Thomas Bordeleau serait avec l'équipe des USA s'il n'y avait pas eu un mauvais coup du sort

Publié le 13 décembre 2020 à 16h26
PAR JEFF DROUIN

Thomas Bordeleau, le fils de Sébastien, était ciblé pour être l'un des trois premiers centres de l'équipe des États-Unis en vue du prochain Championnat mondial des moins de 20 ans. S'il n'est pas de l'équipe, ce n'est certes pas à cause d'un mauvais camp, puisqu'il avait gagné son poste, mais plutôt à cause d'un coup de téléphone qui a changé les plans.

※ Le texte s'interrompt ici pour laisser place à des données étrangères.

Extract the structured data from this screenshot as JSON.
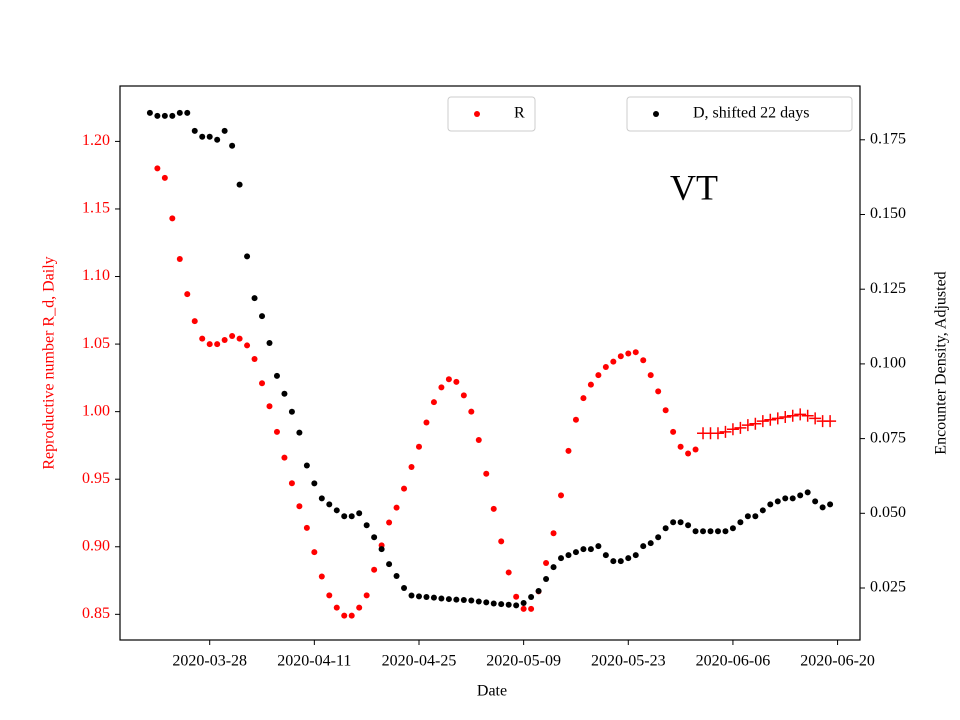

Il est environ 5h30 du matin, Bordeleau et son coéquipier (chambreur) dorment paisiblement jusqu'au moment où le téléphone sonne. Croyant que c'était une erreur, Bordeleau a décroché pour raccrocher aussitôt, mais quelques secondes à la suite de ça, le téléphone a sonné à nouveau. Les deux jeunes ont compris que personne ne se trompait et ils ont pris l'appel.

BOOM!


«Je me trouvais ce samedi matin dans ma chambre d’hôtel au camp de l’équipe américaine à Plymouth. J’ai appris la mauvaise nouvelle d’une façon bizarre. Je dormais dans ma chambre avec mon chambreur, John Beecher, quand le téléphone a sonné une première fois. Il était 5 h 30 du matin. Sur le coup, j’ai raccroché. Je croyais que c’était une erreur. Mais le téléphone dans la chambre a recommencé à sonner. Là, j’ai compris que ce n’était probablement pas une erreur. C’était le médecin de l’équipe américaine et il voulait parler à Beecher. Il lui a annoncé qu’il avait reçu un test positif à la COVID-19. Avec ce test positif, il n’y avait rien à faire en raison du protocole de l’IIHF. Beecher et moi devions quitter les lieux.» - Bordeleau

Mais le pire dans ce récit, le test de Beecher était finalement un faux positif puisqu'il a repassé les tests hier matin et ceux-ci n'indiquaient aucune présence de la COVID-19. Malgré ça, les règles de la IIHF sont strictes, donc les joueurs ont été écartés, puis malgré le "faux" test, ils ne peuvent pas revenir au sein de l'alignement. Les deux jeunes hommes sont donc exclus de l'équipe et dans le cas de Bordeleau, il devra se reprendre l'an prochain.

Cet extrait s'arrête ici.